The attached chart shows the five-year average move (2013-2017) in nearby March futures over the course of the month of January for selected grains and oilseeds, as well as the spot Canadian dollar.
Both soybeans and canola tend to reach lows in early January, which leads to their respective seasonal moves into late spring/early summer. Over the past five years, both soybeans and canola have moved higher over the course of the month of January in three of five years, with soybeans averaging a modest increase of .3% and canola rising an average of .5%.
Of the commodities selected, spring wheat tends to show weakness in the first month of the year, declining in three of the five years in question for an average loss of 2.4% over the five years.
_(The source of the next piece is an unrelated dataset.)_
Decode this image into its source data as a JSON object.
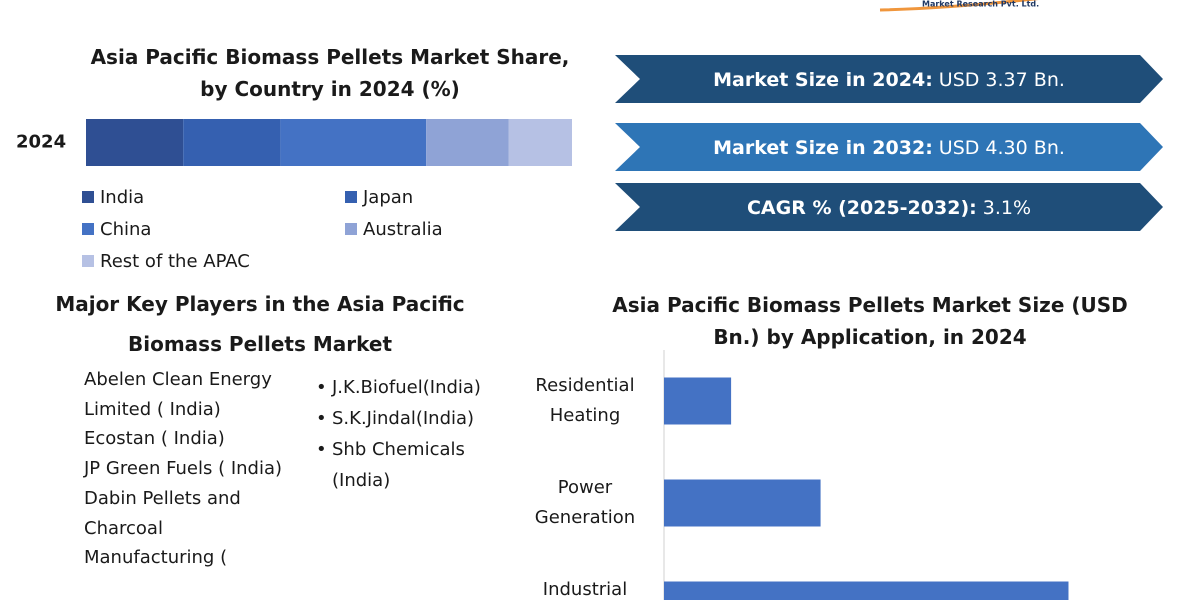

This is consistent with DTN's seasonal studies that point to spring wheat futures tending to drift lower through late February.
Cereals such as oats and corn tend to start the calendar year with a move higher, with March oat futures closing lower in the month of January in two out the past five years, but averaging 1.6% higher overall. Corn futures ended lower in only one of the five years in question, while also averaging a 1.6% gain in price over the five years. This is the beginning of a move into an uptrend, which tends to continue into early June, as seen on DTN's seasonality chart.
The last bar on the chart points to weakness in Canadian dollar trade seen early in the calendar year. Over the past five years, the spot Canadian dollar has settled lower over the month of January in four years, while averaging 2.3% lower. The five-year seasonal average for the spot Canadian dollar shows a weakening trend that continues into early March.